Towards developing a polymeric matrix characterized by high strength to cost ratio, polypropylene (PP) was hybridized with low-cost particulate snail shell (PSS) and kenaf fiber (KF) via compression moulding at 180 °C and 0.2 MPa. The developed composites were grouped into three and labeled as mix 2, 4, and 10. Each group entailed the blend of 5, 10, 20, and 30 wt% KF with 2, 4, 10 wt% PSS respectively. From the results, it is observed that the hardness value was enhanced by the blend of 5 to 30 wt% KF and 2, 4, and 10 wt% PSS. However, 2 wt% PSS mix with 5 to 30 wt% KF resulted in progressive improvement in impact, compressive, flexural, and tensile strengths values.

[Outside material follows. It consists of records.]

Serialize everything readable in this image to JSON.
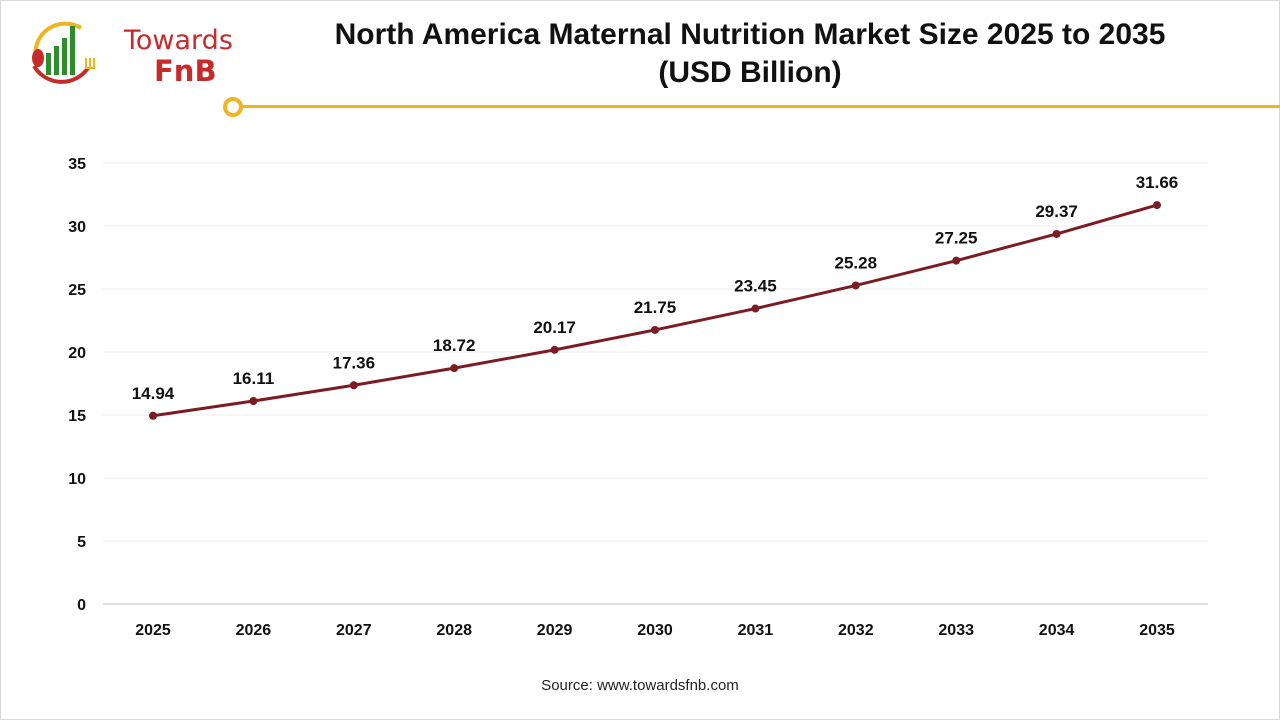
{
  "logo": {
    "line1": "Towards",
    "line2": "FnB"
  },
  "colors": {
    "line": "#7b1c25",
    "accent": "#f0b322",
    "logo_red": "#c62b2b",
    "logo_green": "#2e8b2e"
  },
  "chart_data": {
    "type": "line",
    "title": "North America Maternal Nutrition Market Size 2025 to 2035",
    "subtitle": "(USD Billion)",
    "xlabel": "",
    "ylabel": "",
    "categories": [
      "2025",
      "2026",
      "2027",
      "2028",
      "2029",
      "2030",
      "2031",
      "2032",
      "2033",
      "2034",
      "2035"
    ],
    "values": [
      14.94,
      16.11,
      17.36,
      18.72,
      20.17,
      21.75,
      23.45,
      25.28,
      27.25,
      29.37,
      31.66
    ],
    "data_labels": [
      "14.94",
      "16.11",
      "17.36",
      "18.72",
      "20.17",
      "21.75",
      "23.45",
      "25.28",
      "27.25",
      "29.37",
      "31.66"
    ],
    "ylim": [
      0,
      35
    ],
    "yticks": [
      "0",
      "5",
      "10",
      "15",
      "20",
      "25",
      "30",
      "35"
    ],
    "grid": true,
    "legend": "none"
  },
  "source": "Source: www.towardsfnb.com"
}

The 4 wt% PSS yielded consecutive increase in impact, compressive and flexural strength when combined with 5 and 10 wt% KF. However, it was observed that subsequent addition of 20 and 30 wt% KF led to a marginal reduction in the strength values. The tensile strength attained optimum value when 4 wt% PSS was commixed with 30 wt% KF. Conversely, the combinations of 10 wt% PSS with 5, 10, 20, and 30 wt% KF had no significant improvement to the mechanical properties of PSS/KF-bio-PP composite (except for hardness) siring strength decrease. Taguchi optimization revealed that the collage of 4 wt% PSS and 10 wt% KF presented optimum mix for hybrid bio-PP composite.